In 2011, when WhatsApp had "tens of millions" of users, the Financial Times said it had "done to SMS ... what Skype did to international calling." Now that the cross-platform messaging app has hit 250 million active users, that statement rings truer than ever.

WhatsApp is available for iPhone, BlackBerry, Windows Phone, Android and Nokia, so it's not limited to a platform like Apple's iMessage. The service lets you send messages to users on any of the supported platforms without paying anything except your standard mobile data fee (and, for some versions of the app, a one-time $1 fee). It has support for images, video messages, audio notes, group chat and more.

Even though it launched only four years ago, in 2009, WhatsApp's userbase is impressive in comparison to other communication platforms.
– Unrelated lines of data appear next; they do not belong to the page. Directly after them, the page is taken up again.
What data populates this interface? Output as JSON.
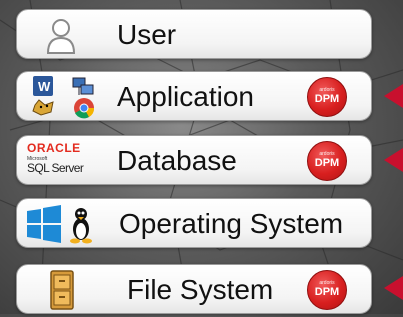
{
  "layers": [
    {
      "id": "user",
      "label": "User",
      "icons": [
        "user-icon"
      ],
      "has_dpm": false
    },
    {
      "id": "application",
      "label": "Application",
      "icons": [
        "word-icon",
        "network-icon",
        "tomcat-icon",
        "chrome-icon"
      ],
      "has_dpm": true
    },
    {
      "id": "database",
      "label": "Database",
      "icons": [
        "oracle-logo",
        "sql-server-logo"
      ],
      "has_dpm": true
    },
    {
      "id": "operating_system",
      "label": "Operating System",
      "icons": [
        "windows-icon",
        "linux-tux-icon"
      ],
      "has_dpm": true
    },
    {
      "id": "file_system",
      "label": "File System",
      "icons": [
        "file-cabinet-icon"
      ],
      "has_dpm": true
    }
  ],
  "dpm_badge": {
    "top_text": "ardoris",
    "main_text": "DPM"
  },
  "logos": {
    "oracle": "ORACLE",
    "microsoft": "Microsoft",
    "sql_server": "SQL Server",
    "word_letter": "W"
  },
  "colors": {
    "dpm_red": "#d81f1f",
    "arrow_red": "#c8102e",
    "oracle_red": "#e32b1f",
    "windows_blue": "#1e8ad6"
  }
}
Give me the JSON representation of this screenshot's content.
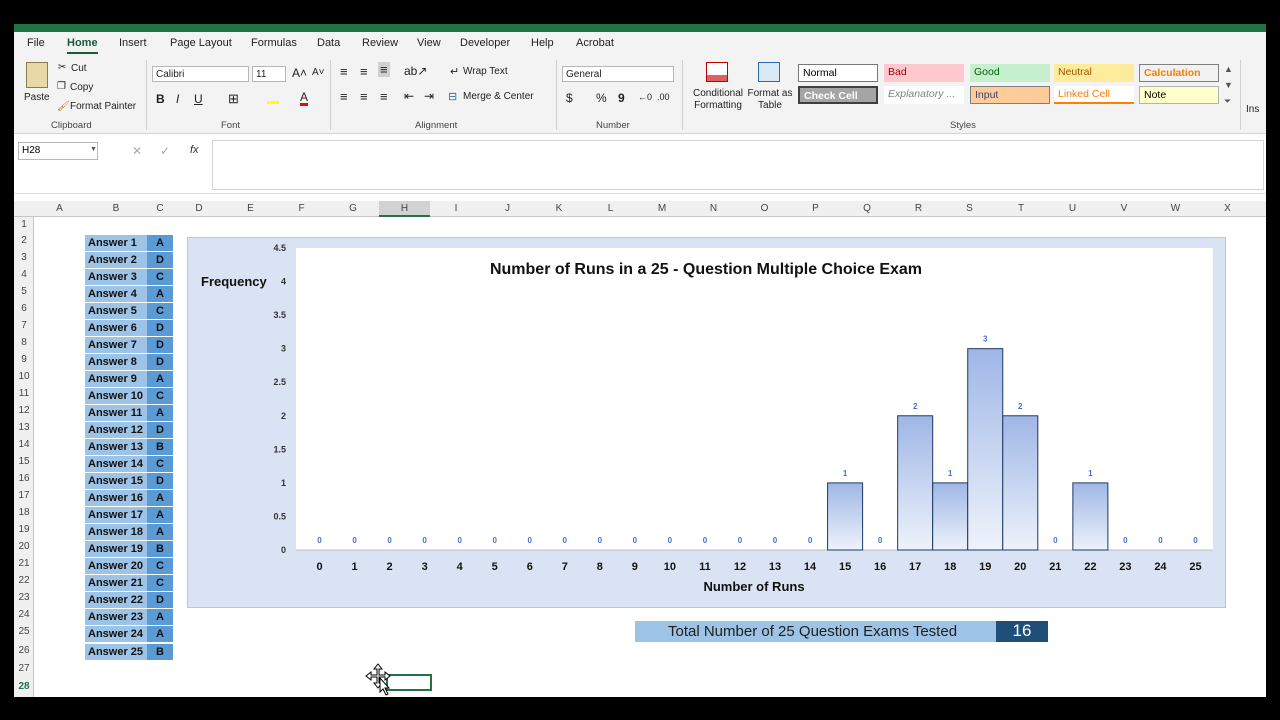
{
  "menu": [
    "File",
    "Home",
    "Insert",
    "Page Layout",
    "Formulas",
    "Data",
    "Review",
    "View",
    "Developer",
    "Help",
    "Acrobat"
  ],
  "ribbon": {
    "clipboard": {
      "paste": "Paste",
      "cut": "Cut",
      "copy": "Copy",
      "format_painter": "Format Painter",
      "label": "Clipboard"
    },
    "font": {
      "name": "Calibri",
      "size": "11",
      "bold": "B",
      "italic": "I",
      "underline": "U",
      "label": "Font"
    },
    "alignment": {
      "wrap": "Wrap Text",
      "merge": "Merge & Center",
      "label": "Alignment"
    },
    "number": {
      "format": "General",
      "currency": "$",
      "percent": "%",
      "comma": "9",
      "label": "Number"
    },
    "conditional": "Conditional Formatting",
    "format_table": "Format as Table",
    "styles": {
      "label": "Styles",
      "items": [
        {
          "name": "Normal",
          "bg": "#ffffff",
          "fg": "#000000"
        },
        {
          "name": "Bad",
          "bg": "#ffc7ce",
          "fg": "#9c0006"
        },
        {
          "name": "Good",
          "bg": "#c6efce",
          "fg": "#006100"
        },
        {
          "name": "Neutral",
          "bg": "#ffeb9c",
          "fg": "#9c5700"
        },
        {
          "name": "Calculation",
          "bg": "#f2f2f2",
          "fg": "#fa7d00"
        },
        {
          "name": "Check Cell",
          "bg": "#a5a5a5",
          "fg": "#ffffff"
        },
        {
          "name": "Explanatory ...",
          "bg": "#ffffff",
          "fg": "#7f7f7f"
        },
        {
          "name": "Input",
          "bg": "#ffcc99",
          "fg": "#3f3f76"
        },
        {
          "name": "Linked Cell",
          "bg": "#ffffff",
          "fg": "#fa7d00"
        },
        {
          "name": "Note",
          "bg": "#ffffcc",
          "fg": "#000000"
        }
      ]
    },
    "insert_cut": "Ins"
  },
  "formula_bar": {
    "name_box": "H28",
    "fx": "fx"
  },
  "columns": [
    "A",
    "B",
    "C",
    "D",
    "E",
    "F",
    "G",
    "H",
    "I",
    "J",
    "K",
    "L",
    "M",
    "N",
    "O",
    "P",
    "Q",
    "R",
    "S",
    "T",
    "U",
    "V",
    "W",
    "X"
  ],
  "selected_column": "H",
  "rows": [
    "1",
    "2",
    "3",
    "4",
    "5",
    "6",
    "7",
    "8",
    "9",
    "10",
    "11",
    "12",
    "13",
    "14",
    "15",
    "16",
    "17",
    "18",
    "19",
    "20",
    "21",
    "22",
    "23",
    "24",
    "25",
    "26",
    "27",
    "28"
  ],
  "answers": [
    {
      "label": "Answer 1",
      "value": "A"
    },
    {
      "label": "Answer 2",
      "value": "D"
    },
    {
      "label": "Answer 3",
      "value": "C"
    },
    {
      "label": "Answer 4",
      "value": "A"
    },
    {
      "label": "Answer 5",
      "value": "C"
    },
    {
      "label": "Answer 6",
      "value": "D"
    },
    {
      "label": "Answer 7",
      "value": "D"
    },
    {
      "label": "Answer 8",
      "value": "D"
    },
    {
      "label": "Answer 9",
      "value": "A"
    },
    {
      "label": "Answer 10",
      "value": "C"
    },
    {
      "label": "Answer 11",
      "value": "A"
    },
    {
      "label": "Answer 12",
      "value": "D"
    },
    {
      "label": "Answer 13",
      "value": "B"
    },
    {
      "label": "Answer 14",
      "value": "C"
    },
    {
      "label": "Answer 15",
      "value": "D"
    },
    {
      "label": "Answer 16",
      "value": "A"
    },
    {
      "label": "Answer 17",
      "value": "A"
    },
    {
      "label": "Answer 18",
      "value": "A"
    },
    {
      "label": "Answer 19",
      "value": "B"
    },
    {
      "label": "Answer 20",
      "value": "C"
    },
    {
      "label": "Answer 21",
      "value": "C"
    },
    {
      "label": "Answer 22",
      "value": "D"
    },
    {
      "label": "Answer 23",
      "value": "A"
    },
    {
      "label": "Answer 24",
      "value": "A"
    },
    {
      "label": "Answer 25",
      "value": "B"
    }
  ],
  "chart_data": {
    "type": "bar",
    "title": "Number of Runs in a 25 - Question Multiple Choice Exam",
    "xlabel": "Number of Runs",
    "ylabel": "Frequency",
    "categories": [
      "0",
      "1",
      "2",
      "3",
      "4",
      "5",
      "6",
      "7",
      "8",
      "9",
      "10",
      "11",
      "12",
      "13",
      "14",
      "15",
      "16",
      "17",
      "18",
      "19",
      "20",
      "21",
      "22",
      "23",
      "24",
      "25"
    ],
    "values": [
      0,
      0,
      0,
      0,
      0,
      0,
      0,
      0,
      0,
      0,
      0,
      0,
      0,
      0,
      0,
      1,
      0,
      2,
      1,
      3,
      2,
      0,
      1,
      0,
      0,
      0
    ],
    "yticks": [
      "0",
      "0.5",
      "1",
      "1.5",
      "2",
      "2.5",
      "3",
      "3.5",
      "4",
      "4.5"
    ],
    "ylim": [
      0,
      4.5
    ],
    "bar_color": "#b4c7e7",
    "legend": "none"
  },
  "total": {
    "label": "Total Number of 25 Question Exams Tested",
    "value": "16"
  }
}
Video-chat service Skype, which launched in 2003, had 280 million active users as of October 2012. As it marked its seventh birthday in March, Twitter celebrated 200 million active users.

Much of WhatsApp's popularity can be credited to international users, who face high SMS costs while texting across borders. As you can imagine, that kind of workaround to traditional carriers stirs controversy on a couple of levels. In addition to depriving carriers of "revenue from international calls and texts," a recent Reuters report said, communication on the app is hard for states to monitor. Because of this, Saudi Arabia plans to block WhatsApp "within weeks" if the firm doesn't "comply with requirements set by the kingdom's telecom regulator."